After the majority of the USPD's members joined the KPD in 1920, Dittmann remained a leading member of the remaining USPD and worked towards a reunification with the SPD, which took place in 1922. In the autumn of 1922, Dittmann joined the executive committee of the SPD as secretary and became executive chairman of the Social Democratic Reichstag party contingent, both of which offices he held until 1933. He was also one of the vice-presidents of the Reichstag from 1920 to 1925 and a city councillor in Berlin from 1921 to 1925.
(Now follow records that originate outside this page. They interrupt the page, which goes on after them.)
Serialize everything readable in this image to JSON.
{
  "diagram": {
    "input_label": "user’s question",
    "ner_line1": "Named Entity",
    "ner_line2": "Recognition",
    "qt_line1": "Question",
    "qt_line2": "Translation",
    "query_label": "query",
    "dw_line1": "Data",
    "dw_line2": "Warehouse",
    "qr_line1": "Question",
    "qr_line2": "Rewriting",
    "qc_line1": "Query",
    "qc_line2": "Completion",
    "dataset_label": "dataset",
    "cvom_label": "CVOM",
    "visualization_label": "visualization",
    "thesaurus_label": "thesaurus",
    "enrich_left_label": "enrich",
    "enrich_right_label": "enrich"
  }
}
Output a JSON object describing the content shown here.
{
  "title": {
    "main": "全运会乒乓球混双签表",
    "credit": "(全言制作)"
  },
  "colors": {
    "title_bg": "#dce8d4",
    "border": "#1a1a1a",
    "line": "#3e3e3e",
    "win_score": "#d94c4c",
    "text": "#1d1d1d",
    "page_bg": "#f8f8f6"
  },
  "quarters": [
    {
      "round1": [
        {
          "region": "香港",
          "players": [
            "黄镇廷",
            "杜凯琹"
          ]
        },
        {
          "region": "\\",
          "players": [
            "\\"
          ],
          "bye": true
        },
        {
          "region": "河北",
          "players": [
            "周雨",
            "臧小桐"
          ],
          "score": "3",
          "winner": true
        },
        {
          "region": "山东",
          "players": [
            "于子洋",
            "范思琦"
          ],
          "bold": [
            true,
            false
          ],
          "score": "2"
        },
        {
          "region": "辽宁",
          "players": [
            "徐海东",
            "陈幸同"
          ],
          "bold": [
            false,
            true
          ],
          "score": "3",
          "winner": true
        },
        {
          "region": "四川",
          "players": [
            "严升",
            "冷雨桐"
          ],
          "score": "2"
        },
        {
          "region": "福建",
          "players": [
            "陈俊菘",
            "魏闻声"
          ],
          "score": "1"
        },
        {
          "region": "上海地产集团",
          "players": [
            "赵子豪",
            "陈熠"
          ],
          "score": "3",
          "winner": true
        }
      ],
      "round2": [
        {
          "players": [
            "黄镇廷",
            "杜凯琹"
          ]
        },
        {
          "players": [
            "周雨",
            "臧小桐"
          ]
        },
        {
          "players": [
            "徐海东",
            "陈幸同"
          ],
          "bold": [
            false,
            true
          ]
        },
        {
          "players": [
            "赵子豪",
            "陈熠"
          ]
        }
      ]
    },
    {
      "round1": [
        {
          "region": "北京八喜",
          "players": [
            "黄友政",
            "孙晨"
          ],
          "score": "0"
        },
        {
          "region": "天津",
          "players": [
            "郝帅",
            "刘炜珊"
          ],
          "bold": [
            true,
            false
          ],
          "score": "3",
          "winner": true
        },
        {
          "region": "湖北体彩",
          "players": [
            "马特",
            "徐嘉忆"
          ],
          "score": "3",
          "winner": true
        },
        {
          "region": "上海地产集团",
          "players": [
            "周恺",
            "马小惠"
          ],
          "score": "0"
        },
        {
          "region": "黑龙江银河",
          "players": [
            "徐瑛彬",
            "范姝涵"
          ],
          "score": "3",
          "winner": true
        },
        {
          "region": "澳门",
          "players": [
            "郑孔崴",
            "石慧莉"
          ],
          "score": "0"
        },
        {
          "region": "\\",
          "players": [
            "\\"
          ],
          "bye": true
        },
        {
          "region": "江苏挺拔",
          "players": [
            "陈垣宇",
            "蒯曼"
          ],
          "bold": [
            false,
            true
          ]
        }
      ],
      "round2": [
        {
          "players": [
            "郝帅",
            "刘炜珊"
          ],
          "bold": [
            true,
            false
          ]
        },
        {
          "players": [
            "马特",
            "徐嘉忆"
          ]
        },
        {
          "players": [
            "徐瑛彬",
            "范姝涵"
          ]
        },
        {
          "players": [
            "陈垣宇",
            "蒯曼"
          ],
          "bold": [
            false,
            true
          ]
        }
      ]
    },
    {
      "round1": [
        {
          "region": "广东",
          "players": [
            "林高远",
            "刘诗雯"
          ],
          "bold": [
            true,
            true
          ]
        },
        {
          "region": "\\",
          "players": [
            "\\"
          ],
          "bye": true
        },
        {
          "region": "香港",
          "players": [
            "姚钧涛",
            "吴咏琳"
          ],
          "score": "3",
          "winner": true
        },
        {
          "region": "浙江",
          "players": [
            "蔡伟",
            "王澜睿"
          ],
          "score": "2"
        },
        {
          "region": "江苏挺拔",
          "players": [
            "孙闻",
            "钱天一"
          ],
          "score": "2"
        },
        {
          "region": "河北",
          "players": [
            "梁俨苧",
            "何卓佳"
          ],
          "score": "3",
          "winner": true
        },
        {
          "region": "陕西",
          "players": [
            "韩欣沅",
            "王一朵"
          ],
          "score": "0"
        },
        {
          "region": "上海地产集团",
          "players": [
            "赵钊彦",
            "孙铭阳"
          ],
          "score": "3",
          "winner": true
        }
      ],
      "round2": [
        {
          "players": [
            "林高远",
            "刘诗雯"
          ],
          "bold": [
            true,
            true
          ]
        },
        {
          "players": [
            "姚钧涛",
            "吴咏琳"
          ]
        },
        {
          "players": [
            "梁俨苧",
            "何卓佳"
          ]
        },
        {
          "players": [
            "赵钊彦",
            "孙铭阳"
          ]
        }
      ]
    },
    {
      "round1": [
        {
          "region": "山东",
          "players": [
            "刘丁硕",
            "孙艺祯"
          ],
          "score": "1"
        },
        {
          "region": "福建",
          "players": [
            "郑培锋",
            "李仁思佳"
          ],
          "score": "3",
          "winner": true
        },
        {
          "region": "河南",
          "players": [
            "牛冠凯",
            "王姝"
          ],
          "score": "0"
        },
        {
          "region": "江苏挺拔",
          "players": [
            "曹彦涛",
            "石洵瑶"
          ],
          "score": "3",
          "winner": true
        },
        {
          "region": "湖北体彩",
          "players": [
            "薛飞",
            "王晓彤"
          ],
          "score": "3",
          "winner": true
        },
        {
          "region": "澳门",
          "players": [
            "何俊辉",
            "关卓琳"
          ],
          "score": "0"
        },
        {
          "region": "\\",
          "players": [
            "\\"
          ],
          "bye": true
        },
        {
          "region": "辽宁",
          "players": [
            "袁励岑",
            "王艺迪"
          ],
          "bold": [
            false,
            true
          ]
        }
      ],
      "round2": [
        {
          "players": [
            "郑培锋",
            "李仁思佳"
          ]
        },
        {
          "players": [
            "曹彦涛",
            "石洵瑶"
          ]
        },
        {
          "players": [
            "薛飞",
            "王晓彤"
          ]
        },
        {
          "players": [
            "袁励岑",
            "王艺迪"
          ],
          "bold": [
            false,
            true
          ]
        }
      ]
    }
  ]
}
On 22 and 23 January 1926, Dittmann gave a six-hour speech to the Reichstag's parliamentary committee of enquiry into the stab-in-the-back myth, which he chaired. The myth was the claim by right-wing parties and nationalist groups that the German army had not been defeated militarily in the field but had been stabbed in the back by the socialists and communists who supported the German Revolution.

Shortly after the Nazi Party came to power, in February 1933, Dittmann fled to Austria on the recommendation of the party executive when it was rumoured that the Nazis intended to accuse him of being a "November criminal" – i.e. one of those who had stabbed the army in the back. He later moved to Switzerland where he wrote Wie alles kam ("How it All Came About"), a history of the years 1914 to 1933 which remained unpublished. He returned to West Germany in 1951 and worked in the SPD archive in Bonn until his death.

Dittmann's memoirs, written in Switzerland between 1939 and 1947 and published in 1995, are a first-rate autobiographical source on the history of the German labour movement, particularly during the First World War, the November Revolution and the first years of the Weimar Republic.